29-Votivkirche, 1 mile northwest, at 10:22 AM. (Check the clocks on the towers)
30-Looking down along the northeast facade
32-Carriages and drivers waiting in Stephans Platz
33-Roof tile and finial detail atop the northeast facade
34-Finial. (An ornament at the top. From Old French 'fin' or Latin finis ‘end.’)
35-On the north side of the tiled roof are the coats of arms of the City of Vienna and of the Republic of Austria. The retiling of the burned and reconstructed roof was completed in 1950.
36-Tiles replaced 1950
37-Spire of South Tower, seen from North Tower
38-Looking northeast at the Ferris Wheel on the horizon and near the center.
39-Riesenrad, 2 kilometers to the northeast of Stephansdom, was one of the earliest Ferris wheels. It was erected in 1897 and is 212 feet high. The wheel—which originally had 30 gondolas—was severely damaged in WW II. Only 15 gondolas were replaced (every other strut is empty).
40-East corner of Stephens Platz
41-East corner of Stephens Platz
42-Looking northeast, the Ringturm (Ring Tower) on the right is just under 300 feet high. The next photo zooms in on the long aluminum window wall in the center.

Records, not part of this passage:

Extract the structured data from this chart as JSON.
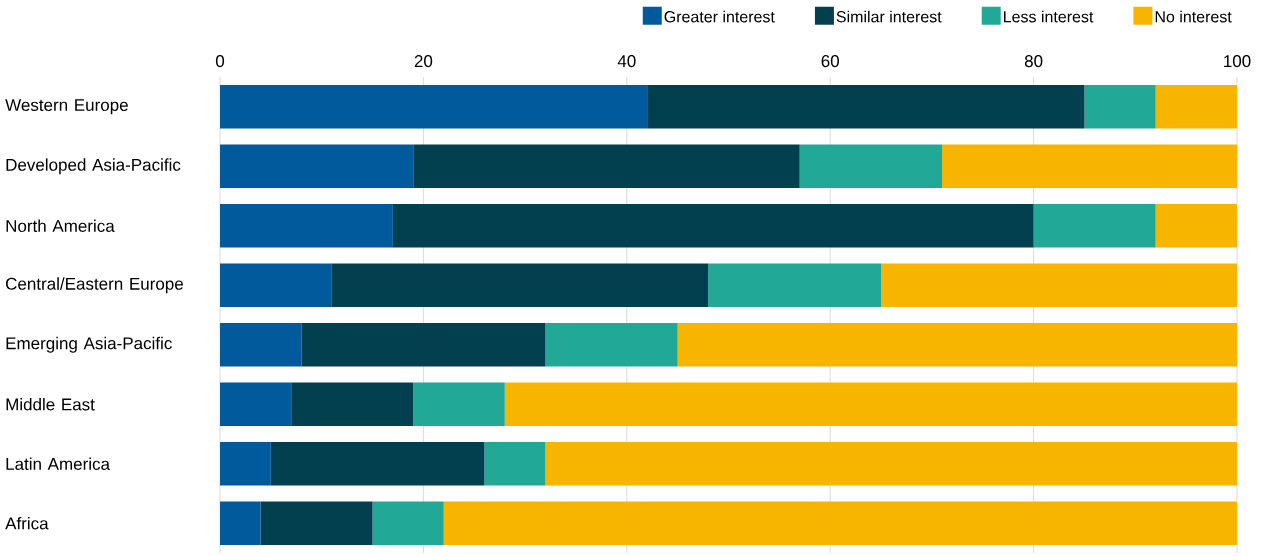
{
  "chart_data": {
    "type": "bar",
    "orientation": "horizontal",
    "stacked": true,
    "categories": [
      "Western Europe",
      "Developed Asia-Pacific",
      "North America",
      "Central/Eastern Europe",
      "Emerging Asia-Pacific",
      "Middle East",
      "Latin America",
      "Africa"
    ],
    "series": [
      {
        "name": "Greater interest",
        "color": "#005a9c",
        "values": [
          42,
          19,
          17,
          11,
          8,
          7,
          5,
          4
        ]
      },
      {
        "name": "Similar interest",
        "color": "#024050",
        "values": [
          43,
          38,
          63,
          37,
          24,
          12,
          21,
          11
        ]
      },
      {
        "name": "Less interest",
        "color": "#21a896",
        "values": [
          7,
          14,
          12,
          17,
          13,
          9,
          6,
          7
        ]
      },
      {
        "name": "No interest",
        "color": "#f7b500",
        "values": [
          8,
          29,
          8,
          35,
          55,
          72,
          68,
          78
        ]
      }
    ],
    "xlim": [
      0,
      100
    ],
    "xticks": [
      0,
      20,
      40,
      60,
      80,
      100
    ],
    "grid": "x",
    "legend": "top right"
  }
}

43-Sweeping up. This looks like a club, with perhaps a rooftop pool.
44-Looking northeast, the Ringturm (Ring Tower) on the right is just under 300 feet high. Nice green hills and fields.
45-The northeast facade
47-Donauturm (Danube Tower—the needle) is 827 feet high. The Media Tower to the front and right (with digital screen above the roof) is 233 feet high.
48-The Millennium Tower (center) is 663 feet high; Raiffeisen Haus is the next building to the right.